Chapter 26

He left Willie May at the motel and went down the highway.

“Sistine!” he shouted as he ran. “Sistine!” he screamed.

And miraculously, he saw her — her orange dress with the pink polka dots — glowing on the horizon. Sistine Bailey.

“Hey,” he shouted. “Sistine. I got something to tell you.”

“I’m not talking to you,” she shouted back. But she stopped. She turned around. She put her hands on her hips.

He ran faster.

“I come to tell you about the tiger,” he said when he caught up with her.

“What about him?”

“I’m fixing to let him go,” said Rob.

Sistine squinted her eyes at him. “You won’t do it,” she said.

“Yes, I will,” he told her. He reached into his pocket and pulled out the keys and held them in front of her, proudly, as if he had just conjured them out of thin air, as if they had never existed before. “I’m going to do it,” he said. “I’m going to do it for you.”

“Whoooooeeee!!!!!” somebody screamed, and Rob turned and saw Beauchamp come speeding right toward them in his red jeep.

“Oh no,” whispered Rob.

“Is it him?” Sistine whispered.

Rob nodded.

Beauchamp pulled over to the side of the road, spraying mud and water everywhere.

“You out getting your exercise?” he hollered.

Rob shrugged.

“Speak up,” roared Beauchamp. He got out of the jeep and came toward them. Rob quickly pocketed the keys. His heart thumped once, loudly, as if it was cautioning him to keep quiet, and then it went back to beating normally.

“Well, looky here,” said Beauchamp when he saw Sistine. “You out chasing girls. Is that it? Man after my own heart. This your girlfriend?” Beauchamp pounded Rob on the back.
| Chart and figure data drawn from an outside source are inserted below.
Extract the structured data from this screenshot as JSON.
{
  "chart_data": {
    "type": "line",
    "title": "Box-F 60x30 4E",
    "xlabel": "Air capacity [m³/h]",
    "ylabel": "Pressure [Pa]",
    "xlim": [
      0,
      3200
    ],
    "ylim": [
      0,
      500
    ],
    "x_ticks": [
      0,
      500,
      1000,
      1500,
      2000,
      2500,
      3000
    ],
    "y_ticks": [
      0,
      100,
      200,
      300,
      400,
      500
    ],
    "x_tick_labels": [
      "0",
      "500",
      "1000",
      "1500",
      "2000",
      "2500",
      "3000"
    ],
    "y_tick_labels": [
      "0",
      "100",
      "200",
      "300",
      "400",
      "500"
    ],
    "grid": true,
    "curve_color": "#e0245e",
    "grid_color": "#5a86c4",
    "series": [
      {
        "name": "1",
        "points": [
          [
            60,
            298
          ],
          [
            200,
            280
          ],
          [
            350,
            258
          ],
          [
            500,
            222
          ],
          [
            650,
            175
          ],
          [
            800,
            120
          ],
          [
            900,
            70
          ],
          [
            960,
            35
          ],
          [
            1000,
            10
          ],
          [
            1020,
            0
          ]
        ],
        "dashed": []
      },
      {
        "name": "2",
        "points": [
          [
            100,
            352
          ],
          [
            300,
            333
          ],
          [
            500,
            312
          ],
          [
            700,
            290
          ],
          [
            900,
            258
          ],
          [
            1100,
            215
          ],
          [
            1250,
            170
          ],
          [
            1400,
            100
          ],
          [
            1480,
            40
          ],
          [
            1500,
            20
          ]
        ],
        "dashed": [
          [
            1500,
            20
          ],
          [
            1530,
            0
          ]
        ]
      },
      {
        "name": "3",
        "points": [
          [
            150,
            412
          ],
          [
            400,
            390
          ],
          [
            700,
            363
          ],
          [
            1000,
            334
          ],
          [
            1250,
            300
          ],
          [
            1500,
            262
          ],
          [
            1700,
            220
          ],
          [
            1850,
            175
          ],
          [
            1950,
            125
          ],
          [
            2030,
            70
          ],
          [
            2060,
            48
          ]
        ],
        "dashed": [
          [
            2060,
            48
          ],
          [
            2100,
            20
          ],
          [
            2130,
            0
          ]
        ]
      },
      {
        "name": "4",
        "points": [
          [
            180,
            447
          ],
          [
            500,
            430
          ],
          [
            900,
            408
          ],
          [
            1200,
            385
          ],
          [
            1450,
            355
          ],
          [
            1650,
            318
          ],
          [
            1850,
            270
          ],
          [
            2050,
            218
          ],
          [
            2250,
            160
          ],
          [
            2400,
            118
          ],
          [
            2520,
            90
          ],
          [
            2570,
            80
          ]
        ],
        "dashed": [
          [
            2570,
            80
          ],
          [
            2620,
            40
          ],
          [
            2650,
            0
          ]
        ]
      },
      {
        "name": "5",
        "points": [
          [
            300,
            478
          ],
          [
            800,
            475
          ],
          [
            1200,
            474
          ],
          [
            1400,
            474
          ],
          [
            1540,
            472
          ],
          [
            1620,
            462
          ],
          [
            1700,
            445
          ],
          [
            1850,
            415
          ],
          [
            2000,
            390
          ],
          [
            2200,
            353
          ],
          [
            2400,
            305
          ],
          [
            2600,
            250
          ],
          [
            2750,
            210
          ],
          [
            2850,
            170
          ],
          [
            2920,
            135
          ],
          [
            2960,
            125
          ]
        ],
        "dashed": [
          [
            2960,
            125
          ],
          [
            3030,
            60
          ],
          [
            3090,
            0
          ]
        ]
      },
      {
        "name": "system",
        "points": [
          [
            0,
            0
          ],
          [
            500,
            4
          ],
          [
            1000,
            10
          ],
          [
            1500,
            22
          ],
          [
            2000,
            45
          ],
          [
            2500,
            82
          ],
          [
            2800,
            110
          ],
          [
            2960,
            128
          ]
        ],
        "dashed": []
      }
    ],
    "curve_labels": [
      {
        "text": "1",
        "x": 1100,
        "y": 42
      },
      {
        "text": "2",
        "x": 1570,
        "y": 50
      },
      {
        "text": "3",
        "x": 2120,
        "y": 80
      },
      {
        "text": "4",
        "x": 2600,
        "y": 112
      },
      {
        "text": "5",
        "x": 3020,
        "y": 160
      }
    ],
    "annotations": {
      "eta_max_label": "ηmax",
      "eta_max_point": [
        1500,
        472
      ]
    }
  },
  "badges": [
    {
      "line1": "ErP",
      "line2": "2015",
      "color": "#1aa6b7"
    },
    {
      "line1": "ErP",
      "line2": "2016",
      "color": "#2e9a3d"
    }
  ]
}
“No, sir,” said Rob. He looked at Sistine. She was staring so hard at Beauchamp that Rob was afraid the man might burst into flames.

“I got more goods for you,” Beauchamp said. “I left ’em back at the motel with Ida Belle.”

“Yes, sir,” said Rob.

“What’s your name, little thing?” Beauchamp said, turning to Sistine.

Rob’s heart gave another warning thump. Lord only knew what Sistine would say to Beauchamp.

But Sistine, as always, surprised him. She smiled sweetly at Beauchamp. “Sissy,” she said.

“Well, that’s pretty,” said Beauchamp. “That’s the kind of name worth running down the road after.” He leaned over to Rob. “Remember what we got going. You’re keeping your manly secrets, ain’t you?”

“Yes, sir,” said Rob.

Beauchamp winked. His toothpick wiggled.

“I got me some business in town,” he said. He squeezed Rob’s shoulder hard and then took his hand away. “You and your girlfriend stay out of trouble, now, you hear?”

“Yes, sir,” said Rob.

Beauchamp swaggered back to the jeep, and Rob and Sistine stood together and watched him get in it and roar down the highway.

“He’s afraid,” said Sistine. “He’s afraid of the tiger. That’s why he’s making you feed him.”

Rob nodded. That was another truth he had known without knowing it, the same as he had known that Sistine’s father was not coming back. He must, he realized, know somewhere, deep inside him, more things than he had ever dreamed of.

“I’m sorry,” he said. “What I said about your daddy, I’m sorry.”

“I don’t want to talk about my father,” said Sistine.

“Maybe he is coming to get you.”

“He’s not coming to get me.” Sistine tossed her head. “And I don’t care. It doesn’t matter. What matters is the tiger. Let’s go. Let’s go set him free.”